İşte Hz. Ömer’in devlet gelirlerini kontrollü şekilde dağıtmak için kurduğu bu divan teşkilatı, bir devlet yapılanması olarak yaygın bir şekilde kullanılmaya başlandı. Bu teşkilat Emeviler ve Abbasiler döneminde başta askeri ve mali sahalarda çeşitli devlet hizmetlerine bakan müesseselere de isim olarak verilmiştir. Günümüzde buna “Hazine ve Maliye Bakanlığı” denilmektedir.
İlkin Medine merkezli, Arapların nesep silsilesini çok iyi bilen üç kişiden oluşan bir heyet, bu “Divan Defterleri”ni tutardı. Fakat daha sonra alan genişledikçe benzer divan defterleri Basra, Küfe ve Fustat gibi merkezlerde de tutulmaya başlandı. Zira bu bölgelerde Bizans ve Sasani devirlerindeki haraç divanları aynen tutuluyordu.
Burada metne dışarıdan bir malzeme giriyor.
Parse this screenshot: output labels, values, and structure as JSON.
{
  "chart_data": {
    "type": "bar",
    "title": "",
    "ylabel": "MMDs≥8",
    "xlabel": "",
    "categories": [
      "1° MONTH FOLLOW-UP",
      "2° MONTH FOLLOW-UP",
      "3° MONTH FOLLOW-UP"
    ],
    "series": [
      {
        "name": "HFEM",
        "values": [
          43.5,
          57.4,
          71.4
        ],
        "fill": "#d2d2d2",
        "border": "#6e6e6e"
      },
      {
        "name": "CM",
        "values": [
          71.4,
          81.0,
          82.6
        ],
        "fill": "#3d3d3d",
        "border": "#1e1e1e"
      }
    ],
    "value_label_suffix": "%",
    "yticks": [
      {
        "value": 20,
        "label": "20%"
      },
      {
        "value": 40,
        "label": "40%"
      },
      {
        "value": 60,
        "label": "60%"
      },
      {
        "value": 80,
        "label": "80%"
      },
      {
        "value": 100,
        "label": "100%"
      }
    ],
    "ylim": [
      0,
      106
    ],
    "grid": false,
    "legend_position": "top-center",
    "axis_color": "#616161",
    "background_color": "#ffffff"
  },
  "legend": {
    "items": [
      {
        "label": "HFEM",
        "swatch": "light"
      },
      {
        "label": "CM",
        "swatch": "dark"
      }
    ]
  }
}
Müslümanlar onların bu devlet yapılanması birikimlerinden de faydalandılar.
Ancak bu divan usulü devletin gelir ve gider muhasebesini tutma ve dağıtımını yapma işi için mevaliden yani Müslüman olmuş oranın yerli halkından daha çok istifade edilirdi. Bazen zor durumda kaldıklarında hizmet statüsünde zimmîlerden de istifade edilirdi. Fakat yetkili makamlara asla yaklaştırılmazdı.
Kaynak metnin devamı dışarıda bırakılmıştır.